Monday, September 13, 2010

Chapter 19

Chapter Nineteen describes the importance of facial expressions. Facial expressions portray your attitude towards something in your affective state, or your emotions, such as fear, anger, enjoyment, sadness, disgust or any other mood you may be in. For example, a smile is an expression of happiness or enjoyment. Your cognitive activity can also be exemplified through facial expressions. If someone is yawning and is staring blankly across the room, you would assume this person is bored. Hostility, sociability, and shyness are three traits that can be shown through facial expressions that portray a person's temperament and personality. Someone who stars at the ground while surrounded by a few people may come off as shy. Facial expressions show a person's truthfulness, because your expression on your face during a situation reveals your true emotions and how you feel about what is going on. Psychopathy is another trait that includes information relevant to depression and many other less severe disorders, and the response to the treatment.

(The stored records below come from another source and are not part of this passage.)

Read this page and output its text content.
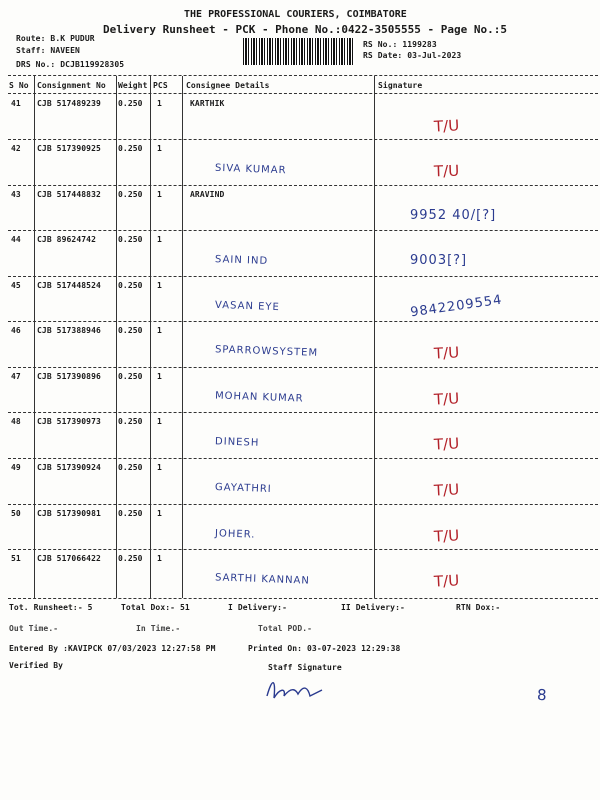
THE PROFESSIONAL COURIERS, COIMBATORE
Delivery Runsheet - PCK - Phone No.:0422-3505555 - Page No.:5
Route: B.K PUDUR
Staff: NAVEEN
DRS No.: DCJB119928305
RS No.: 1199283
RS Date: 03-Jul-2023
S No Consignment No Weight PCS Consignee Details	Signature
41 CJB 517489239 0.250 1	KARTHIK
T/U
42 CJB 517390925 0.250 1
SIVA KUMAR	T/U
43 CJB 517448832 0.250 1	ARAVIND
9952 40/[?]
44 CJB 89624742	0.250 1
SAIN IND	9003[?]
45 CJB 517448524 0.250 1
VASAN EYE	9842209554
46 CJB 517388946 0.250 1
SPARROWSYSTEM	T/U
47 CJB 517390896 0.250 1
MOHAN KUMAR	T/U
48 CJB 517390973 0.250 1
DINESH	T/U
49 CJB 517390924 0.250 1
GAYATHRI	T/U
50 CJB 517390981 0.250 1
JOHER.	T/U
51 CJB 517066422 0.250 1
SARTHI KANNAN	T/U
Tot. Runsheet:- 5	Total Dox:- 51	I Delivery:-	II Delivery:-	RTN Dox:-
Out Time.-	In Time.-	Total POD.-
Entered By :KAVIPCK 07/03/2023 12:27:58 PM	Printed On: 03-07-2023 12:29:38
Verified By	Staff Signature
8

Facial expressions are also very important due to medical research that uses imaging technologies to show when specific mental processes are occurring (such as learning about coronary artery disease). Expressions are also important in education, because the teacher's expressions affect whether the students are learning or not, and the students' expressions show the teacher whether they are learning or not. For criminal justice, expressions portray a person's credibility. Everyone in the world uses facial expressions, and it is very important to understand what certain expressions mean.